I've released a new version of the Lumbra's Gigabase yesterday. The database containing online games was updated as well, but my focus with the release 2025-07-01 (it contains only the games until 06/30/2025) was lying on the quality of the OTB game database.

Over the last month I wrote a python script which should - at first - just do some deduplication of the database. At the end it was more than that, it has turned out as an advanced script to deduplicate AND improve the quality of the headers of the chess games.

TLDR functionality of the script:The system for deduplicating chess games processes PGN files in several phases to identify duplicates and optimize data quality. First, it reads PGN files, extracts and cleans essential data, calculates hashes, and recognizes metadata. Then, it consolidates player-pair groups using fuzzy name comparisons. This is followed by exact deduplication based on move sequence hashes, where the header of the best game is chosen as the master. Games with subsumed move sequences are also flagged. Another phase uses fuzzy matching for textual similarities of move sequences. Finally, the system exports the unique games and, optionally, the flagged duplicates, optimizing header quality through the integration of FIDE data and a detailed evaluation to ensure the master game contains the best available information.

A more thorough description of how the script works, you can find here on my website.

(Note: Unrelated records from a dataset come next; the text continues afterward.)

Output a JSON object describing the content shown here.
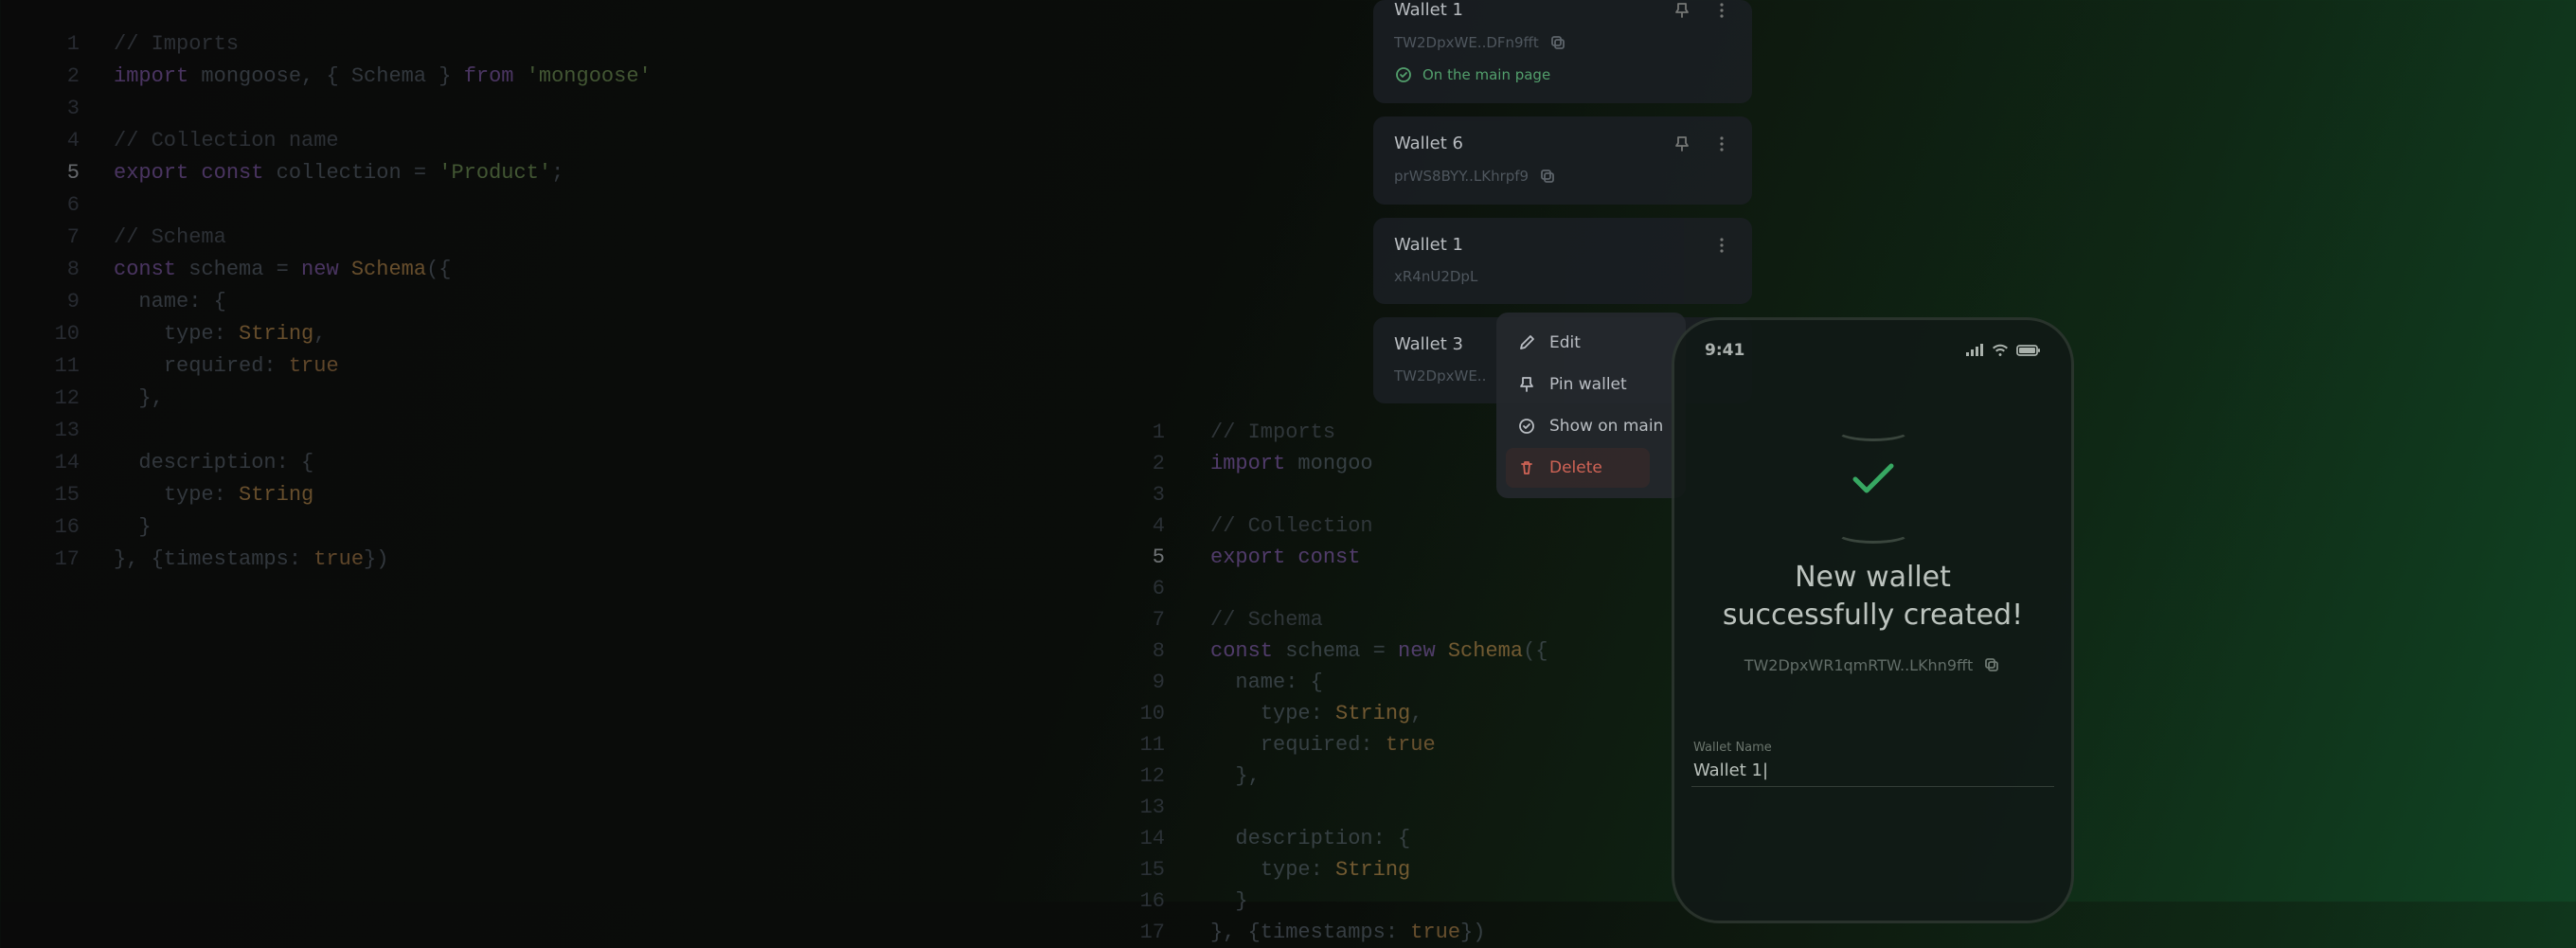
{
  "code": {
    "lines": [
      {
        "num": "1",
        "comment": "// Imports"
      },
      {
        "num": "2",
        "code_import": true
      },
      {
        "num": "3"
      },
      {
        "num": "4",
        "comment": "// Collection name"
      },
      {
        "num": "5",
        "code_collection": true,
        "current": true
      },
      {
        "num": "6"
      },
      {
        "num": "7",
        "comment": "// Schema"
      },
      {
        "num": "8",
        "schema_open": true
      },
      {
        "num": "9",
        "name_open": true
      },
      {
        "num": "10",
        "type_string": true
      },
      {
        "num": "11",
        "required_true": true
      },
      {
        "num": "12",
        "close_brace_comma": true
      },
      {
        "num": "13"
      },
      {
        "num": "14",
        "desc_open": true
      },
      {
        "num": "15",
        "type_string_nocomma": true
      },
      {
        "num": "16",
        "close_brace": true
      },
      {
        "num": "17",
        "timestamps": true
      }
    ],
    "import_mongoose": "import",
    "mongoose_name": "mongoose",
    "schema_name": "Schema",
    "from_kw": "from",
    "mongoose_str": "'mongoose'",
    "export_kw": "export",
    "const_kw": "const",
    "collection_var": "collection",
    "eq": "=",
    "product_str": "'Product'",
    "semi": ";",
    "schema_var": "schema",
    "new_kw": "new",
    "schema_cls": "Schema",
    "open_schema": "({",
    "name_key": "name:",
    "open_obj": "{",
    "type_key": "type:",
    "string_cls": "String",
    "comma": ",",
    "required_key": "required:",
    "true_val": "true",
    "close_obj_comma": "},",
    "desc_key": "description:",
    "close_obj": "}",
    "timestamps_full": "}, {timestamps: true})"
  },
  "wallets": [
    {
      "name": "Wallet 1",
      "addr": "TW2DpxWE..DFn9fft",
      "onMain": true,
      "onMainLabel": "On the main page",
      "showPin": true,
      "showMore": true
    },
    {
      "name": "Wallet 6",
      "addr": "prWS8BYY..LKhrpf9",
      "onMain": false,
      "showPin": true,
      "showMore": true
    },
    {
      "name": "Wallet 1",
      "addr": "xR4nU2DpL",
      "onMain": false,
      "showPin": false,
      "showMore": true
    },
    {
      "name": "Wallet 3",
      "addr": "TW2DpxWE..",
      "onMain": false,
      "showPin": false,
      "showMore": false
    }
  ],
  "menu": {
    "edit": "Edit",
    "pin": "Pin wallet",
    "show": "Show on main",
    "delete": "Delete"
  },
  "phone": {
    "time": "9:41",
    "heading1": "New wallet",
    "heading2": "successfully created!",
    "addr": "TW2DpxWR1qmRTW..LKhn9fft",
    "inputLabel": "Wallet Name",
    "inputValue": "Wallet 1|"
  }
}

Final results of the deduplication:

Total games in database: 10.064.281 (I accidently didn't deduplicate in Scid, last release)
Number of master games (unique): 9.561.489 –> exported games
Number of subsumed duplicates: 4.680
Number of exact duplicates: 364.089
Number of textual fuzzy duplicates: 134.023
Number of games with optimized headers: 631.747
Number of master games with at least one player linked to a unique FIDE ID: 8.367.855
Number of unique FIDE player IDs in master games: 223.455
Number of games with missing result (‘*’ or ‘?’): 0
Number of games with unknown or missing player names (White or Black): 573
Number of games where the date was cleaned/optimized: 324.491
Percentage of deduplicated games: 5.00%
Average number of duplicates per master game: 0.05

Last cleanup with ScidFinally, a cleanup is carried out with Scid. Scid still finds some duplicates here, which is mainly due to two things:

Formation of the player pair groupings: If the players’ names are spelled so differently that they aren't included in the grouping, they cannot be recognized as duplicates.
The maximum difference in move sequence length of 30%: If the difference in the number of ply exceeds the value of 30%, the games are also not recognized via deduplication.

This cleanup will catch approximatly 1500 to 2000 additional duplicate games.

Have fun with studying chess ;)

Regards,
Michael/Lumbra74
P.S.: I also have a blog post for the database, where I announce regular updates.

stevenaaus

Jul 25, 2025

0

#2

I've just noticed ScidvsPC's linked-to db (Caissabase) is gone.

I'll change the default db to Lumbras maybe ??? https://lumbrasgigabase.com/en/

At least for now. Cheers

Lumbra74

Jul 26, 2025

0

#3

Fell free to link it
Thanks!

stevenaaus

Oct 16, 2025

0

#4

I just used the DB to find the 1970 candidates matches. Cheers.... They were better than the Millbase tournament games.